String in JSON format

Return type:

str

touch()[source]
property transients

Returns a dictionary containing all transient unknowns in current system tree

transition() None[source]

Method describing system transition upon the occurrence of events (if any). Does not do anything by default, but should be implemented for systems with events.

Examples

>>> import numpy as np
>>>
>>> class PointMassDynamics(System):
>>>     # Free fall of a point mass, with friction
>>>     def setup(self):
>>>         self.add_inward('mass', 1.2, desc='Mass')
>>>         self.add_inward('cf', 0.1, desc='Friction coefficient')
>>>         self.add_inward('g', np.r_[0, 0, -9.81], desc='External acceleration field')
>>>         self.add_outward('a', np.zeros(3), desc='Acceleration')
>>>         self.add_transient('v', der='a')
>>>         self.add_transient('x', der='v')
>>>
>>>     def compute(self):
>>>         v_norm = np.linalg.norm(self.v)
>>>         self.a = self.g - (self.cf / self.mass * v_norm) * self.v
>>>
>>> class BouncingPointMass(PointMassDynamics):
>>>     def setup(self):
>>>         super().setup()
>>>         self.add_event('rebound', trigger="x[2] <= 0")
>>>
>>>     def transition(self):
>>>         if self.rebound.present:
>>>             self.v[2] *= -1
tree_transition() None[source]

Invoke transition in entire system tree

property unknowns

Get the unknowns for the current System.

Type:

Dict[str, Unknown]

update()[source]

Perform complex tasks due to data change.

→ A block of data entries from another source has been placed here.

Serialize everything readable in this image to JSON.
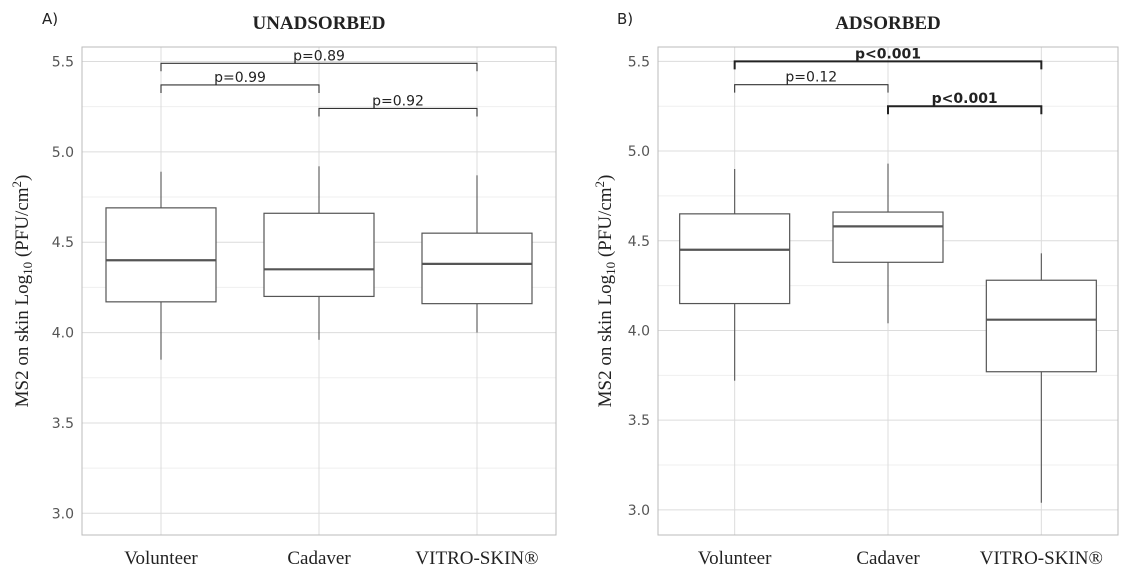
{
  "chart_data": [
    {
      "type": "box",
      "panel_label": "A)",
      "title": "UNADSORBED",
      "ylabel": {
        "prefix": "MS2 on skin Log",
        "sub": "10",
        "mid": " (PFU/cm",
        "sup": "2",
        "suffix": ")"
      },
      "ylim": [
        2.88,
        5.58
      ],
      "yticks": [
        "3.0",
        "3.5",
        "4.0",
        "4.5",
        "5.0",
        "5.5"
      ],
      "ytick_values": [
        3.0,
        3.5,
        4.0,
        4.5,
        5.0,
        5.5
      ],
      "grid": true,
      "categories": [
        "Volunteer",
        "Cadaver",
        "VITRO-SKIN®"
      ],
      "boxes": [
        {
          "name": "Volunteer",
          "whisker_low": 3.85,
          "q1": 4.17,
          "median": 4.4,
          "q3": 4.69,
          "whisker_high": 4.89
        },
        {
          "name": "Cadaver",
          "whisker_low": 3.96,
          "q1": 4.2,
          "median": 4.35,
          "q3": 4.66,
          "whisker_high": 4.92
        },
        {
          "name": "VITRO-SKIN®",
          "whisker_low": 4.0,
          "q1": 4.16,
          "median": 4.38,
          "q3": 4.55,
          "whisker_high": 4.87
        }
      ],
      "comparisons": [
        {
          "from": 0,
          "to": 2,
          "y": 5.49,
          "label": "p=0.89",
          "bold": false
        },
        {
          "from": 0,
          "to": 1,
          "y": 5.37,
          "label": "p=0.99",
          "bold": false
        },
        {
          "from": 1,
          "to": 2,
          "y": 5.24,
          "label": "p=0.92",
          "bold": false
        }
      ]
    },
    {
      "type": "box",
      "panel_label": "B)",
      "title": "ADSORBED",
      "ylabel": {
        "prefix": "MS2 on skin Log",
        "sub": "10",
        "mid": " (PFU/cm",
        "sup": "2",
        "suffix": ")"
      },
      "ylim": [
        2.86,
        5.58
      ],
      "yticks": [
        "3.0",
        "3.5",
        "4.0",
        "4.5",
        "5.0",
        "5.5"
      ],
      "ytick_values": [
        3.0,
        3.5,
        4.0,
        4.5,
        5.0,
        5.5
      ],
      "grid": true,
      "categories": [
        "Volunteer",
        "Cadaver",
        "VITRO-SKIN®"
      ],
      "boxes": [
        {
          "name": "Volunteer",
          "whisker_low": 3.72,
          "q1": 4.15,
          "median": 4.45,
          "q3": 4.65,
          "whisker_high": 4.9
        },
        {
          "name": "Cadaver",
          "whisker_low": 4.04,
          "q1": 4.38,
          "median": 4.58,
          "q3": 4.66,
          "whisker_high": 4.93
        },
        {
          "name": "VITRO-SKIN®",
          "whisker_low": 3.04,
          "q1": 3.77,
          "median": 4.06,
          "q3": 4.28,
          "whisker_high": 4.43
        }
      ],
      "comparisons": [
        {
          "from": 0,
          "to": 2,
          "y": 5.5,
          "label": "p<0.001",
          "bold": true
        },
        {
          "from": 0,
          "to": 1,
          "y": 5.37,
          "label": "p=0.12",
          "bold": false
        },
        {
          "from": 1,
          "to": 2,
          "y": 5.25,
          "label": "p<0.001",
          "bold": true
        }
      ]
    }
  ]
}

Some parameters may be a file used to initialize a complex object. Updating that parameter may imply the modification of that complex object. This should be done in this method.

Examples

>>> class TableModel(System):
>>>
>>>     def setup(self):
>>>         # Add a inwards to the file containing the table values
>>>         self.add_inward('table_file', '{myProject}/ressources/my_table.csv')
>>>         # Set a object able to interpolate the table
>>>         self.add_outward('table', Table(self.table_file))
>>>
>>>     def update(self):
>>>         # Update the table object as the source file may have been updated.
>>>         self.table = Table(self.table_file)

Notes

This method is called systematically after the setup() call. Otherwise the user is responsible to explicitly call it when needed.